2 Systematik von Technischen Veröffentlichungen der FGSV

Die Forschungsgesellschaft für Straßen- und Verkehrswesen (FGSV) unterteilt die von den Gremien erarbeiteten Technischen Veröffentlichungen in vier Kategorien mit abgestufter Bedeutung. Dabei wird zwischen den Kategorien R 1, R 2, W 1 und W 2 unterschieden.

R steht für Regelwerke. Solche Veröffentlichungen regeln entweder, wie technische Sachverhalte geplant oder realisiert werden müssen bzw. sollen, oder empfehlen, wie diese geplant oder realisiert werden sollten.

W steht für Wissensdokumente. Die in diese Kategorien eingruppierten Veröffentlichungen zeigen den aktuellen Stand des Wissens auf und erläutern, wie ein technischer Sachverhalt zweckmäßigerweise behandelt werden kann oder schon erfolgreich behandelt worden ist.

Die Kategorie R 1 bezeichnet Regelwerke der 1. Kategorie.
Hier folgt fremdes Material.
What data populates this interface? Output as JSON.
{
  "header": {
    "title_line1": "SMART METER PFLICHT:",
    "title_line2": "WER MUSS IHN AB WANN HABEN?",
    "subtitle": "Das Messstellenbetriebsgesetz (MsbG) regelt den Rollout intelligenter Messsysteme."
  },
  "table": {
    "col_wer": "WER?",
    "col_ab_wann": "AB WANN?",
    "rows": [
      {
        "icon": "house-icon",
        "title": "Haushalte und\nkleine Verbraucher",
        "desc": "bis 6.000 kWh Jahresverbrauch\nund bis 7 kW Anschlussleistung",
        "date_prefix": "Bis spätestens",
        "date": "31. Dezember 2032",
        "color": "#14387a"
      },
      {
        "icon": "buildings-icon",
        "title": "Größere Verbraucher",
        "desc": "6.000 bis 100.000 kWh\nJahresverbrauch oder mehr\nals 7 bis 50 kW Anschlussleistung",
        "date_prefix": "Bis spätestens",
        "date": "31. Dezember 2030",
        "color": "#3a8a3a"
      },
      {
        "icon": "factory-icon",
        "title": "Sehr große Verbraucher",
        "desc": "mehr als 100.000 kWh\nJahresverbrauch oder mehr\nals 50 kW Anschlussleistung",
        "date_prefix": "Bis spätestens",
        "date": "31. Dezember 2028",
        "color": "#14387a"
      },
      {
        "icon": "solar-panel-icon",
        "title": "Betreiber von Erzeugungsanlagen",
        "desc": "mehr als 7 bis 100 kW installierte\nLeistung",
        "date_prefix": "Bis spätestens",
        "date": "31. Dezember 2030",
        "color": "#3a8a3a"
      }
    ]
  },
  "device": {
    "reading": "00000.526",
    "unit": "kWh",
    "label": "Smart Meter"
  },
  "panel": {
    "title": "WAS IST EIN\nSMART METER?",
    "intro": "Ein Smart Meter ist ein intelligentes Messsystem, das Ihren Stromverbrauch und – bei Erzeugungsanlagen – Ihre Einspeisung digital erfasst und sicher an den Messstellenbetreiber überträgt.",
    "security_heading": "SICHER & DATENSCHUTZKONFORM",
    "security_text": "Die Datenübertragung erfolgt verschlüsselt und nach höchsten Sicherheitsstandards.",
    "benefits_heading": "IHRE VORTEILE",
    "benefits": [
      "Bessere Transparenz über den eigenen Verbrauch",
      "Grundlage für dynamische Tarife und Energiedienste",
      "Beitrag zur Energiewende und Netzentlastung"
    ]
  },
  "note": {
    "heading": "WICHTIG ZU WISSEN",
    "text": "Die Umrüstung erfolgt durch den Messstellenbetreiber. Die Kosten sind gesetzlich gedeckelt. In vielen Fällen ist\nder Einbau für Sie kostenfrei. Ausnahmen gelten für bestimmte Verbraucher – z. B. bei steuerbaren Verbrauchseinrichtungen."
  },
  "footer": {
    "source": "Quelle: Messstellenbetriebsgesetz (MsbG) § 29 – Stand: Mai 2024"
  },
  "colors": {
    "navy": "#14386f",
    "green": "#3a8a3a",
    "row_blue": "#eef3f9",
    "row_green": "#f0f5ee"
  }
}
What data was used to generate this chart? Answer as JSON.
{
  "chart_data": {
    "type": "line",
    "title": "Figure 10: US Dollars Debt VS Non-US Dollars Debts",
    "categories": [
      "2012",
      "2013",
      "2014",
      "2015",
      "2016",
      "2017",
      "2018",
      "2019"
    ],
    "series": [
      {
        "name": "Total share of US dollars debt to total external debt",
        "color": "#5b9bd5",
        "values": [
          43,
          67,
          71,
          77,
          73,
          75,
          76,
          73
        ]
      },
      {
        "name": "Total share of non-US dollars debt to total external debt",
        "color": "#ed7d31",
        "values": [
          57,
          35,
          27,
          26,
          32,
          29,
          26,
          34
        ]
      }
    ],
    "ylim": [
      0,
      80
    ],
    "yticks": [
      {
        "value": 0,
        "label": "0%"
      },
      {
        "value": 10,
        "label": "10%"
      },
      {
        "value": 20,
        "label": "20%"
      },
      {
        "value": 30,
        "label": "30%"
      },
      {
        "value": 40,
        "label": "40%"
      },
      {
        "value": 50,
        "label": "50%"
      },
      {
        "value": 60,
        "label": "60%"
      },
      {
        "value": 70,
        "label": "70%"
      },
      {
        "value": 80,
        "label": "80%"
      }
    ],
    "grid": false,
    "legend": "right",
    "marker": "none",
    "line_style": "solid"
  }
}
R 1 – Veröffentlichungen umfassen Vertragsgrundlagen, also Zusätzliche Technische Vertragsbedingungen und Richtlinien (ZTV), Technische Lieferbedingungen (TL) und Technische Prüfvorschriften (TP) sowie Richtlinien. Veröffentlichungen der Kategorie R 1 sind stets innerhalb der FGSV abgestimmt. Da sie zudem auch mit dem Bundesministerium für Verkehr, Bau und Stadtentwicklung (BMVBS) und über dieses mit den Straßenbauverwaltungen der Länder abgestimmt werden, haben diese Regelwerke, insbesondere wenn sie als Vertragsbestandteil vereinbart werden sollen, eine hohe Verbindlichkeit.

Die Kategorie R 2 bezeichnet Regelwerke der 2. Kategorie. Sie umfasst Merkblätter und Empfehlungen. R 2 – Veröffentlichungen sind stets innerhalb der FGSV abgestimmt. Die FGSV empfiehlt ihre Anwendung als Stand der Technik.

Die Kategorie W 1 bezeichnet Wissensdokumente der 1. Kategorie. W 1 – Veröffentlichungen umfassen Hinweise. Veröffentlichungen dieser Kategorie sind innerhalb der FGSV, nicht jedoch mit Externen abgestimmt und geben den aktuellen Stand des Wissens innerhalb der zuständigen FGSV-Gremien wieder.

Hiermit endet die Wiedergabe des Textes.